«Европа, — подумал Андрей, — приезжайте к нам в Россию. Там батареи огнедышащие даже в мае…» Франческа чиркнула спичкой — она сломалась. У женщины от волнения и бессонной ночи еще дрожали руки. Андрей опустился на корточки, отобрал у нее коробок. Спички были обыкновенного сечения, но в несколько раз длиннее традиционных. Неудивительно, что они ломались в трясущихся руках. Андрей аккуратно зажег спичку, поднес ее к скомканной газете. Бумага занялась, за ней зажглись лучины, лежащие сверху. Он покосился на горку березовых поленьев, складированных за камином. До них еще не дошло. Он не заметил, как машинально сунул спички в карман.
— Нет уж, давайте сюда, — горничная сморщила носик и протянула руку. — Это не ваши спички. А то опять буду искать, как вчера. Последний коробок — постоянно забываю купить еще…
— Простите, — смутился Андрей, — дурная привычка.
Вытяжка в доме была хорошей. И ветер снаружи играл на руку. Лучины потрескивали, превращаясь в угольки. Франческа укладывала на них дрова. Камин загудел. Андрей отрешенно смотрел, как огонь пожирает сухое дерево. Вышел из оцепенения.
— А что, пропадали спички?
— Да ерунда какая-то, — отмахнулась Франческа, — каминные спички всегда лежат на каминной полке, вот здесь, — кивнула она на толстую плиту над очагом. Там стояли свечи в подсвечниках, несколько фарфоровых фигурок. Там же была фотография покойного Фридмана, но сейчас ее убрали — видимо, Эмма унесла к себе. — Днем вчера стало прохладно, решила растопить камин.
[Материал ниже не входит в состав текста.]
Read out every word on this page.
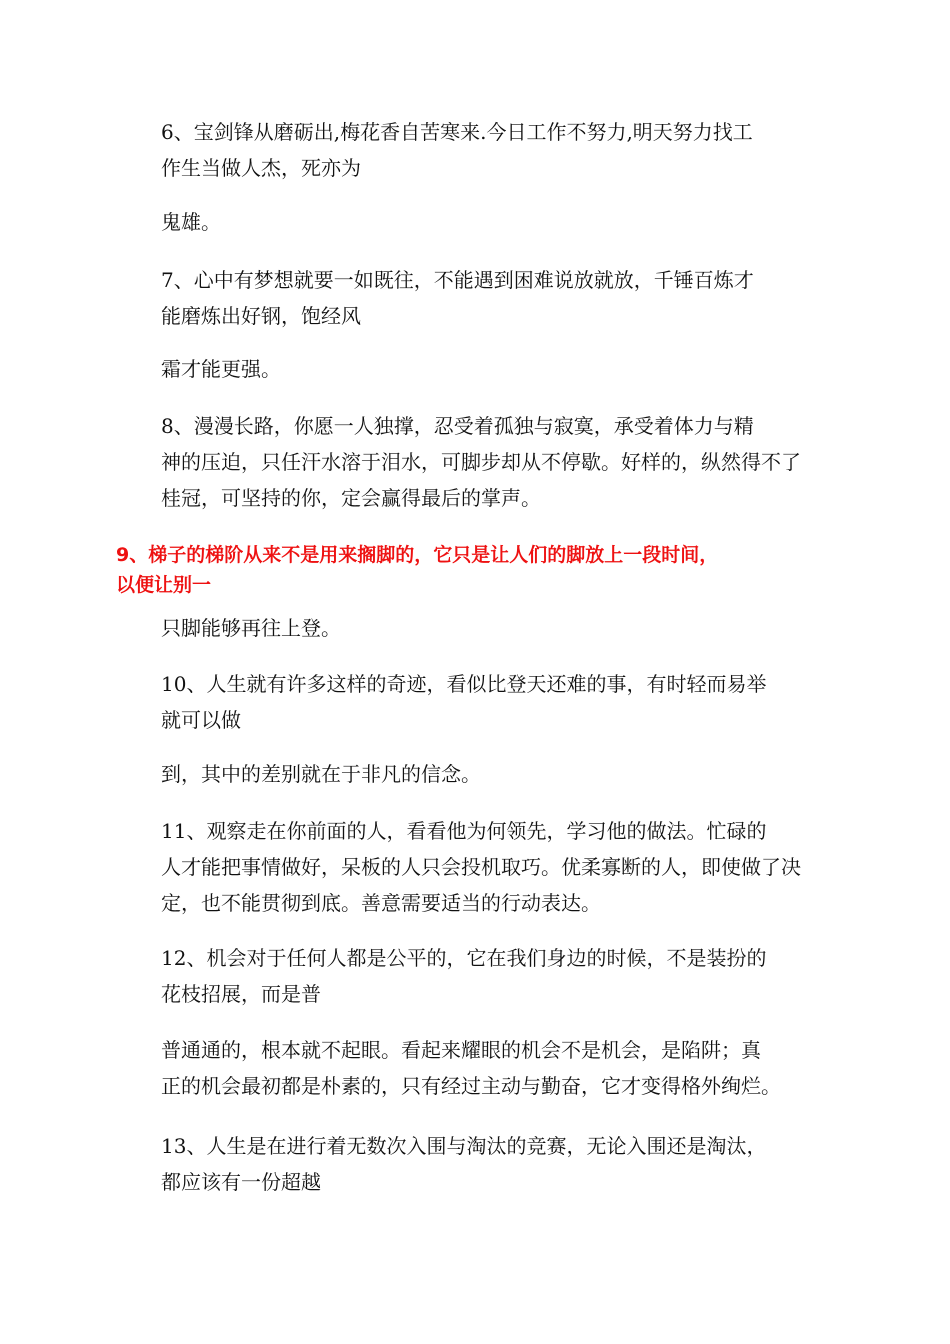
6、宝剑锋从磨砺出,梅花香自苦寒来.今日工作不努力,明天努力找工
作生当做人杰，死亦为

鬼雄。

7、心中有梦想就要一如既往，不能遇到困难说放就放，千锤百炼才
能磨炼出好钢，饱经风

霜才能更强。

8、漫漫长路，你愿一人独撑，忍受着孤独与寂寞，承受着体力与精
神的压迫，只任汗水溶于泪水，可脚步却从不停歇。好样的，纵然得不了
桂冠，可坚持的你，定会赢得最后的掌声。

9、梯子的梯阶从来不是用来搁脚的，它只是让人们的脚放上一段时间，
以便让别一

只脚能够再往上登。

10、人生就有许多这样的奇迹，看似比登天还难的事，有时轻而易举
就可以做

到，其中的差别就在于非凡的信念。

11、观察走在你前面的人，看看他为何领先，学习他的做法。忙碌的
人才能把事情做好，呆板的人只会投机取巧。优柔寡断的人，即使做了决
定，也不能贯彻到底。善意需要适当的行动表达。

12、机会对于任何人都是公平的，它在我们身边的时候，不是装扮的
花枝招展，而是普

普通通的，根本就不起眼。看起来耀眼的机会不是机会，是陷阱；真
正的机会最初都是朴素的，只有经过主动与勤奋，它才变得格外绚烂。

13、人生是在进行着无数次入围与淘汰的竞赛，无论入围还是淘汰，
都应该有一份超越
Спички всегда на полке, а вчера вдруг пропали. Пошарила — нет. В общем, ничего удивительного, мы все в эти дни ходим потерянные, хватаемся за все подряд… Пошла на кухню, отыскала обычные спички, зажгла. Через час решила пыль смести с каминной полки — вижу, лежат каминные спички. Не по глазам, наверное, оказалось, а может, за подсвечником не разглядела…
Франческа добавила в очаг еще пару поленьев, распрямила спину. Она печально смотрела на огонь.
— Больше ничего удивительного в эти дни не происходило? — пробормотал Андрей.
— Сколько угодно, — отозвалась женщина. — Вчера же днем решила вымыть посуду, пошла на кухню, пустила воду, смотрю — а посуда уже помытая… Видно, как сомнамбула, во сне мыла, не понимала, что делаю, а потом забыла. Я даже испугалась. А в ночь, когда Алекс умер, я несколько раз ходила входную дверь закрывать. Выходила наружу, потом обратно в дом, вроде запирала. Потом опять подходила к двери — а она открытая. И так несколько раз за ночь. Опять не понимала, что делаю. А еще Эмма у себя в комнате так громко плакала, и Анна плакала… Я думала, что с ума сойду, ум за разум заходил…
— Скоро все пройдет, Франческа, — успокоил Андрей. — Надо меньше зацикливаться и больше абстрагироваться…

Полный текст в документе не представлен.